Konusu:

“Kişisel gözlem ve deneyimleriniz ışığında, lise öğreniminin size ilerideki yaşamınız için kazandırdıkları hakkında ne düşünüyorsunuz?”

 

Yazar Rumuzu: Umay2024

 Eser Sıra Numarası: 27022024eser03


 

                      LİSE ÖĞRENİMİNİN İLERİDEKİ YAŞAMIMDA KAZANDIRDIKLARI


     Lise yılları… Herkese tatlı maceralar yaşatan, güzel anılarla akılda kalan yıllardır. Arkamıza dönüp baktığımızda o tatlı anları gülümseyerek hatırlarız, o zamanlar canımızı çok sıkan bir şey bile daha sonradan baktığımızda kendimizle alay edip eğlenmemizi sağlar.
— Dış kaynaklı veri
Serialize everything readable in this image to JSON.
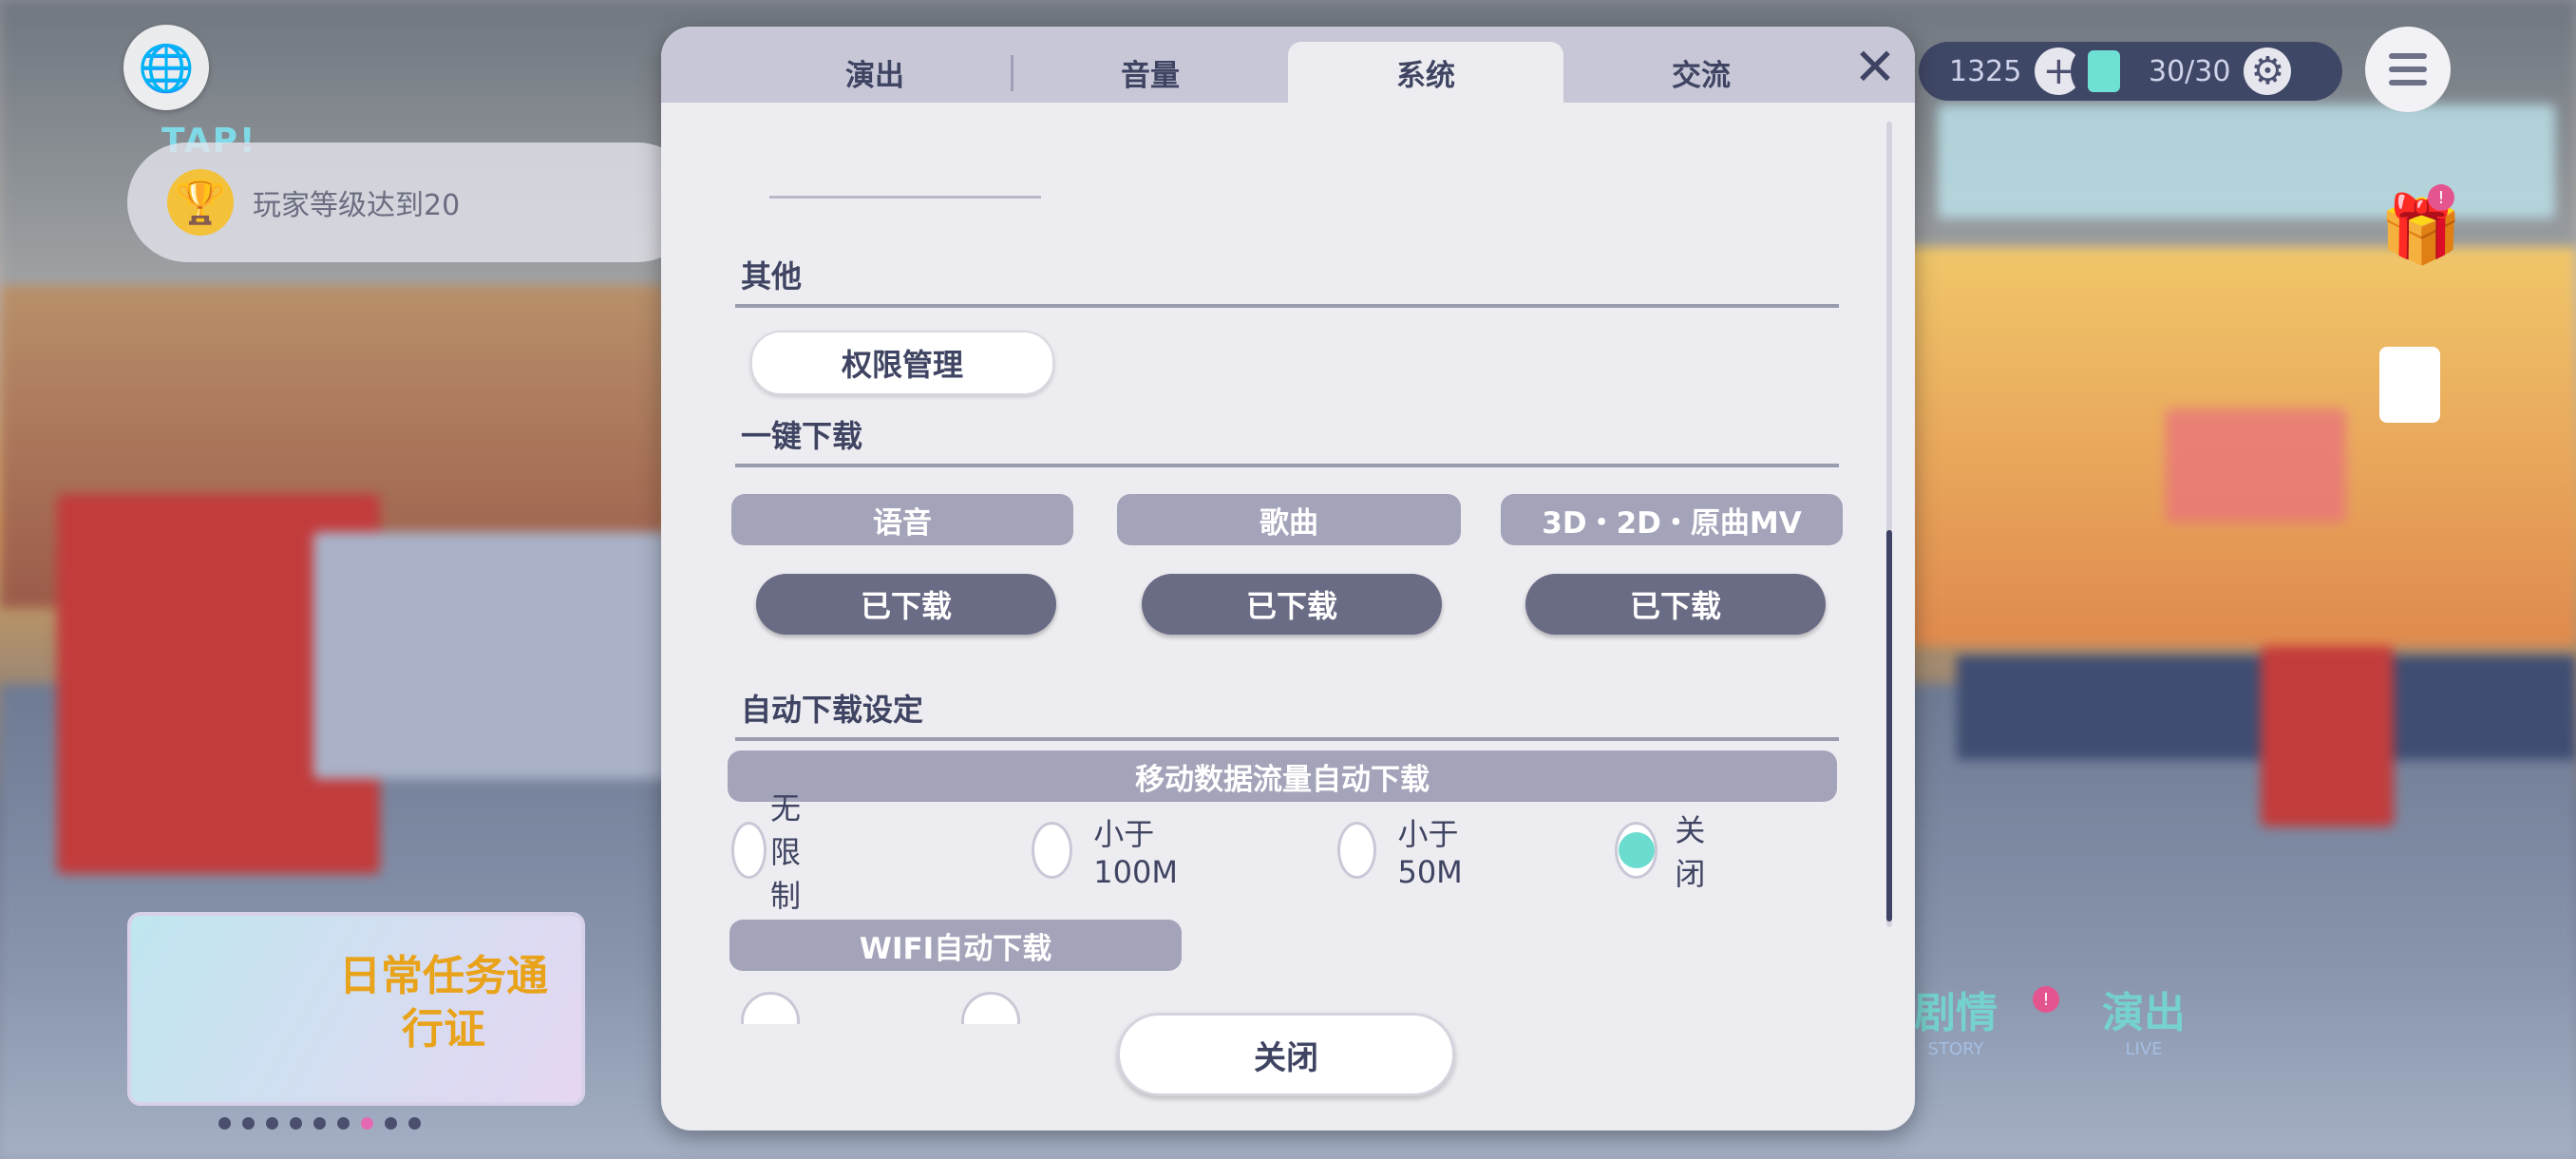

Çoğu kalıcı ve gerçek arkadaşlıklar bu yıllarda kurulur çünkü bu yaşlarda herkes kendi benliğini ve kimliğini oluştururken ona destek olan, katkıda bulunan arkadaşlarını unutamaz hatta o kişinin karakterinin yansımasında arkadaşı da vardır artık. Ben bunları nerden biliyorum? Hayır, 30 yaşında değilim… Ben de bir lise öğrencisiyim. Bunları büyüklerimden duyduğum için biliyorum.

Peki, benim düşüncelerim neler lise hayatı ve bu sürecin bana kazandırdıkları hakkında? Ben de şu an içinde olduğum için bunu çok anlamasam da lisede öğrendiğim bilgiler, edindiğim tüm beceriler, arkadaşlıklar, yaptığım tüm gözlemler benim gelecekteki hayatımda yer edinecek. Ben şu an kendi kimliğimi bulma ve çevreyi tanıma aşamasında bir genç olarak yani bir yaş ağaç olarak lisede eğildiğimi ve bu eğilmeyle hayatımı devam ettireceğimi düşünüyorum.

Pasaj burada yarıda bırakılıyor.